Learning to cope is a process, and it is important to understand what happens in our brains when we experience grief.

Dr. Lisa M. Shulman, neuroscientist, and professor of neurology at the University of Maryland School of Medicine, studied the way the brain responds to grief. She notes the areas of our brain in charge of danger perception, emotion regulation, and memory kick into overdrive during loss.

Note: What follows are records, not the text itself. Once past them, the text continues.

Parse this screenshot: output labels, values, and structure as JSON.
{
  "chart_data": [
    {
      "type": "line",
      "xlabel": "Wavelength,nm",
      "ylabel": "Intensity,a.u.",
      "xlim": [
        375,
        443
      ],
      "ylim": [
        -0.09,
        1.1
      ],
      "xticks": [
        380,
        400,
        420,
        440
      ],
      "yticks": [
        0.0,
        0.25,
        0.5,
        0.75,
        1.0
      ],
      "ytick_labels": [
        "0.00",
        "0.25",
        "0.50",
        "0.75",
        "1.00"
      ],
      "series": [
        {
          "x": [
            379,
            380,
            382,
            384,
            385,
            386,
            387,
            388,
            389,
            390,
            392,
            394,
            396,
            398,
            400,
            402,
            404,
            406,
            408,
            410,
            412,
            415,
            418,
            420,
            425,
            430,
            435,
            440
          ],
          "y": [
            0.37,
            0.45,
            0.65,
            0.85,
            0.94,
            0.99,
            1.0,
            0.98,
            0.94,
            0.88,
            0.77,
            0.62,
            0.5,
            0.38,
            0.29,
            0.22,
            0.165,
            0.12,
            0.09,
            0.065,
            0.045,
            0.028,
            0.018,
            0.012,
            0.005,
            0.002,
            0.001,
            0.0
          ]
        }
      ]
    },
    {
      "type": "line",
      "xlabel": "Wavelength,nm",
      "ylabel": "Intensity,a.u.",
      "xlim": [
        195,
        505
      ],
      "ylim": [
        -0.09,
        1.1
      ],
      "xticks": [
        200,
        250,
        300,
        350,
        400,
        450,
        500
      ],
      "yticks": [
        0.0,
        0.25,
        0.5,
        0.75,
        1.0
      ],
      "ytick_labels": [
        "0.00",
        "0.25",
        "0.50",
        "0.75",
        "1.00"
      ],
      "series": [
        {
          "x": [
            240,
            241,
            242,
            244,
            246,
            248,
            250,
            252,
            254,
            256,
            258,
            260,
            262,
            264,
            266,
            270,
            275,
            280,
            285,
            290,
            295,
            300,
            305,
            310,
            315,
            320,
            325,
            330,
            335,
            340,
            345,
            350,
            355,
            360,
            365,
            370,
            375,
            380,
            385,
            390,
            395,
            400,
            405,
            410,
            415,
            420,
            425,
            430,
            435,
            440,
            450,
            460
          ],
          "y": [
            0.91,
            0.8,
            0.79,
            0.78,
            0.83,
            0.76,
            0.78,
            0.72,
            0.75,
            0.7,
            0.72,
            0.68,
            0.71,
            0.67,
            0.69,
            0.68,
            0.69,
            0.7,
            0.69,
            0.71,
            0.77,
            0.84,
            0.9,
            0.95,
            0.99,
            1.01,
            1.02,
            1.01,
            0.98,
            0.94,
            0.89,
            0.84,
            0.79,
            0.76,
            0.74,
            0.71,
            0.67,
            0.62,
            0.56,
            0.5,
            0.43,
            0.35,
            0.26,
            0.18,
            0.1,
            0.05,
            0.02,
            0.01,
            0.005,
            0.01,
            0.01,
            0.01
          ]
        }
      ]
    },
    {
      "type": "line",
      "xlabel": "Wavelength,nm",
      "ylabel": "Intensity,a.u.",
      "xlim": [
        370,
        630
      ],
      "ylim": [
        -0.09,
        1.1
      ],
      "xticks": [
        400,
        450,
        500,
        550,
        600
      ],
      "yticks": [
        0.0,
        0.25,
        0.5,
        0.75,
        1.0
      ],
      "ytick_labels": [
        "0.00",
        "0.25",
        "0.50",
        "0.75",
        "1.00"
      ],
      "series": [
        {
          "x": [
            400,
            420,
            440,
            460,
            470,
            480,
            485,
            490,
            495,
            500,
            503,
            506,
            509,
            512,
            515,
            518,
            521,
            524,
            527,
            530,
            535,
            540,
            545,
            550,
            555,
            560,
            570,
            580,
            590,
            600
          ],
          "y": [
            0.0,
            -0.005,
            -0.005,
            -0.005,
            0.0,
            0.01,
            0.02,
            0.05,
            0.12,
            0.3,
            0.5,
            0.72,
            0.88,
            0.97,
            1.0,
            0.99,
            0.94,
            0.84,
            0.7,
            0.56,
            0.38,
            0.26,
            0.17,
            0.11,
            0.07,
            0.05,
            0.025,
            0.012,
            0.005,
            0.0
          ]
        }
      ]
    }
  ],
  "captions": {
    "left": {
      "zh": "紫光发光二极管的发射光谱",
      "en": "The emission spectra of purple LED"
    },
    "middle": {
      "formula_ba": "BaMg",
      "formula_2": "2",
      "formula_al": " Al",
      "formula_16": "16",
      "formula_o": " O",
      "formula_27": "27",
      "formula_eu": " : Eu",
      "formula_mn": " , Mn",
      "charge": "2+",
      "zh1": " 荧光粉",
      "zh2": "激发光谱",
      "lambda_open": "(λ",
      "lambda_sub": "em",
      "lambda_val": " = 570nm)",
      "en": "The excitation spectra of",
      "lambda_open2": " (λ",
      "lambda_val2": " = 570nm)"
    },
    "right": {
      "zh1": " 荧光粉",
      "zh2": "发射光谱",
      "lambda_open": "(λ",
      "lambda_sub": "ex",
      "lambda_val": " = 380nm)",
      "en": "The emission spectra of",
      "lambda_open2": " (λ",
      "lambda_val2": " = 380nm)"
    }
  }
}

With our brains working harder than normal, Shulman says, “Triggers in our environment, such as daily reminders of loss, may repeatedly activate the body’s fight-or-flight response.” This overactive response leads to trouble sleeping, nightmares, overthinking, and hypersensitivity to our surroundings.

In the midst of stay-at-home orders and disruptions to our sense of security, those environmental triggers are all around us. They can be something as small as watching the news.

If day-to-day life seems difficult, even in the mundane of staying home, finding healthy ways to calm down our brains is crucial.

HEALTHY COPING MECHANISMS FOR PARENTS AND STUDENTS

Suppressing emotions offers consequences for our mental health. When we allow ourselves space to express and evaluate our grief, we can manage it better.

Students and parents can participate in these healthy coping mechanisms together:

EXERCISE: Regular exercise is good for the mind and body, even without the presence of a major stressor. Exercise releases endorphins, the brain’s natural, feel-good chemical. WHAT PARENTS CAN DO WITH STUDENTS: Go on a bike ride, walk around the neighborhood, follow an in-home exercise video or play an active video game like Just Dance.

CALL LOVED ONES: In the age of video chat, talking to loved ones virtually has never been easier. Human connection is not gone just because we can’t be together physically. WHAT PARENTS CAN DO WITH STUDENTS: Set a designated time to call a loved one each day or week, and stick to it. This will keep connections alive and establish a sense of routine.

JOURNALING: Writing down our feelings helps us understand them better. Journals also serve as windows into history, even if no one else ever reads them. WHAT PARENTS CAN DO WITH STUDENTS: Follow a daily journaling prompt and allot time to share the responses with each other.

REMEMBER - THIS IS A SHARED EXPERIENCE: There is comfort in knowing we are all affected by the COVID-19 crisis. Our shared experience lends itself to empathy and genuine conversation. WHAT PARENTS CAN DO WITH STUDENTS: Talk to them, and be intentional. Ask them specific questions, engage with their responses, and don’t be afraid to talk about the hard stuff.

Hang in there. We’ll get through this together.